Owning the Black Armband

John Howard refuses to say “sorry” to the stolen generation. The British Museum refuses to return the Elgin Marbles. The west may no longer talk of white man’s burden, but there is also little mention of the Opium Wars, or the Rape of Bengal, or the supression of the Mau Mau in Kenya. The Japanese are rightly castigated for whitewashing Nanking in school textbooks, and the Turks criticised for their cruel attempts to supress the history of the Armenian massacre. Each country is is blind to the unpalatable parts of its history. All are hypocrites, but none more so than the colonial powers and those nations like Australia, the US, (and perhaps Israel) which are founded on disposession.

My own home, Tasmania, is founded on a frightful genocide of the original 4 to 10 thousand inhabitants. Most non-aboriginal Tasmanians pretty much know this history, but dismiss it as something that happened a long time ago, when the world was a very different place. The same attitude applies to the stolen generation, even though it continued until the early 1970s. I’ve seen hints of the same thing in the US, where Martin Luther King is idolised but no one wants to quite admit that their families, institutions, and culture were in the very recent past the cause of the apartheid which the freedom march protested.

It’s a short step from there to denial. Here is John Howard in 1996:

‘This ‘black arm band’ view of our past reflects a belief that most Australian history since 1788 has been little more than a disgraceful story of imperialism, exploitation, racism, sexism and other forms of discrimination.’

But I am not arguing that this generation is responsible for the sins of the fathers, rather something more subtle.

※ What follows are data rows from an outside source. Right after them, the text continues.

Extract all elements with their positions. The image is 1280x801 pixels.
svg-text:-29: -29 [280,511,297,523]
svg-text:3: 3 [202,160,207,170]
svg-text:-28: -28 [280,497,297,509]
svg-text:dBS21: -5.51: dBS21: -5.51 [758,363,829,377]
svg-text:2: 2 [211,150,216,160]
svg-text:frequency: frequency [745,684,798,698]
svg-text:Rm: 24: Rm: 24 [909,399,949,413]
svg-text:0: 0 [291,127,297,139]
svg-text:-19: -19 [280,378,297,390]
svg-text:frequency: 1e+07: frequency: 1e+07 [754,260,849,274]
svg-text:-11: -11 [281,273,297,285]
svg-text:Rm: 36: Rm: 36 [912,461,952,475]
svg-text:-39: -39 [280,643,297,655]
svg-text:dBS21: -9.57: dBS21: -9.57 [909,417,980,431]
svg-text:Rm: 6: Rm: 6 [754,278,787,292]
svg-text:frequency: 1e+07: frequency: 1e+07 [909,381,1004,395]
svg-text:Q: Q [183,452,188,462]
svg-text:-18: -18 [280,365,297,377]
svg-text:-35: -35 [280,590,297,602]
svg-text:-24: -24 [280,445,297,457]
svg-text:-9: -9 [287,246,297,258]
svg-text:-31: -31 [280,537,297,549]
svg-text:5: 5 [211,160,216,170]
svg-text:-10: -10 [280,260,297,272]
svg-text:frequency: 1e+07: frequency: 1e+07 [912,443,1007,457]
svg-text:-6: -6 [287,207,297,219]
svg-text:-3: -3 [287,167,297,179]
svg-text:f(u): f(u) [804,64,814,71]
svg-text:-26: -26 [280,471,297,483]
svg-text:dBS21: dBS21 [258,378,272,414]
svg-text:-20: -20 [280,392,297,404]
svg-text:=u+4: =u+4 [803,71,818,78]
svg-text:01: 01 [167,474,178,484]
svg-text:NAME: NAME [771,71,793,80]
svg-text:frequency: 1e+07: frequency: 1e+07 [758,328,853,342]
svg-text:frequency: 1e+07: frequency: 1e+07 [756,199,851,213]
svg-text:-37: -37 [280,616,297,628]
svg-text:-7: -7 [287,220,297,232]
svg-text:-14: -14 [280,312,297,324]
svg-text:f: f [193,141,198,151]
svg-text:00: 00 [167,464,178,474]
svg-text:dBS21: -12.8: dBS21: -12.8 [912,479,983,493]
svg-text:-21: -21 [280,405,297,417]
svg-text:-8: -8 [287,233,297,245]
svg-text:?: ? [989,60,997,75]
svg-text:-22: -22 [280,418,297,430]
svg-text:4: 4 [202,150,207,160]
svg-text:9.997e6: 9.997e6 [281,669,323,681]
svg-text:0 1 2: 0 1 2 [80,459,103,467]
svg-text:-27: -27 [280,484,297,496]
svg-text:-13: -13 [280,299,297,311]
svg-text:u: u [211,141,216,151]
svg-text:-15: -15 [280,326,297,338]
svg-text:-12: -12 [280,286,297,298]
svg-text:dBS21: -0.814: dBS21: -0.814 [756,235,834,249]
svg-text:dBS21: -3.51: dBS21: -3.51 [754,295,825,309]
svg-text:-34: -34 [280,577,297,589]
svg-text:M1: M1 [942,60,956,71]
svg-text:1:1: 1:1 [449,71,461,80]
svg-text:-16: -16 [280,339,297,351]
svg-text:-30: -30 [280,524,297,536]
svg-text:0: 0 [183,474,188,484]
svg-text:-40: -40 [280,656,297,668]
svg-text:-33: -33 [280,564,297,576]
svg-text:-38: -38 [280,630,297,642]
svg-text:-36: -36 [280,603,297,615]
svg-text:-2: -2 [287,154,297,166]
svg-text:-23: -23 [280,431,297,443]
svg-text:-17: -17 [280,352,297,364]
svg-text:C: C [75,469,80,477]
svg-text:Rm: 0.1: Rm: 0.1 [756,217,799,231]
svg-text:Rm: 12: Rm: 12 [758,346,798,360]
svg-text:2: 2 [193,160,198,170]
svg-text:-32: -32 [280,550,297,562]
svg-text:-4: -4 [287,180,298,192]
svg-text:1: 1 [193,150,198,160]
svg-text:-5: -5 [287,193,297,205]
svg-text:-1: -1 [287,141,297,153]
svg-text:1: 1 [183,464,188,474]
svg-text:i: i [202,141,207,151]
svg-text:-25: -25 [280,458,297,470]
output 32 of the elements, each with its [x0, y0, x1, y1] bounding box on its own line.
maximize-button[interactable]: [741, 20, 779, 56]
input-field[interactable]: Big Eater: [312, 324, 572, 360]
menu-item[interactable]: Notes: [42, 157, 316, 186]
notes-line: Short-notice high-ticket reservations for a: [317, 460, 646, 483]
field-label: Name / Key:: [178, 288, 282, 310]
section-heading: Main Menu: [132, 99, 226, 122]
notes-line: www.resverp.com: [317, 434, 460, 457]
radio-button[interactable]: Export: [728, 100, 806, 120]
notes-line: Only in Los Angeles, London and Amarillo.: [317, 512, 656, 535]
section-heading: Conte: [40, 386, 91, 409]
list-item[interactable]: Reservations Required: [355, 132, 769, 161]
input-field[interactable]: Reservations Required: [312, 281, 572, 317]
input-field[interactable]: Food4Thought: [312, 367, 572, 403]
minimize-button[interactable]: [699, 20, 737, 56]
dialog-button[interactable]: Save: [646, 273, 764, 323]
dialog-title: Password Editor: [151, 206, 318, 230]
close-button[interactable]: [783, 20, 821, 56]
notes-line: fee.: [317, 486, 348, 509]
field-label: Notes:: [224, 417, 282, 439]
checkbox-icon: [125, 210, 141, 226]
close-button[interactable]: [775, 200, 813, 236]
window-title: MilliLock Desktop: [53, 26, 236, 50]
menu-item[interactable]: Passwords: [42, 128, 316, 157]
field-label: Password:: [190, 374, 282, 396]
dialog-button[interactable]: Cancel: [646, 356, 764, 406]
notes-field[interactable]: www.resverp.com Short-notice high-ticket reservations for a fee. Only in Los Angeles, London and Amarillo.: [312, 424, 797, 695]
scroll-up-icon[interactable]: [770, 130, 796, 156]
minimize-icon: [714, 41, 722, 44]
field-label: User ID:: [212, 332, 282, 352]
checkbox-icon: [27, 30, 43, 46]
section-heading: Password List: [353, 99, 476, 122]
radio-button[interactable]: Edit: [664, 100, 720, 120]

The history of each nation and each culture includes both good and bad. For each Mississipi Burning there is an underground railway. We must be willing to face up to the evil in our past, own it, examine it and analyse how it came to be and how it was confounded. Without this it is not just that we have no right to own the virtuous history, we also have no ability to do so. Without clear eyes for all the past we can claim the good things our culture has done, but we cannot bring them into the present day. Instead they become monuments; the cause of arrogance; tools of the propagandists. If we wish to make the triumphs of our past part of what we are, we must also be just as familiar with what we have done that we do not wish to do again. Most importantly we must see why evil was attractive if we are to withstand its seductions – and we cannot understand this so long as we say “that was another day, we are better than that now.”

This is the nub of the matter. We are not better. We were human then and we are human now, but we can be wiser.

So John Howard we should say “sorry.” It’s not to make someone else feel better, it’s to begin the process of understanding how people just like we are could do a bad thing which caused terrible suffering to a lot of people. Because I can see us, all of us in this world, making a lot of mistakes at the moment and doing a lot of bad things, and I think we’ve made a lot of those mistakes before and we should by now know better.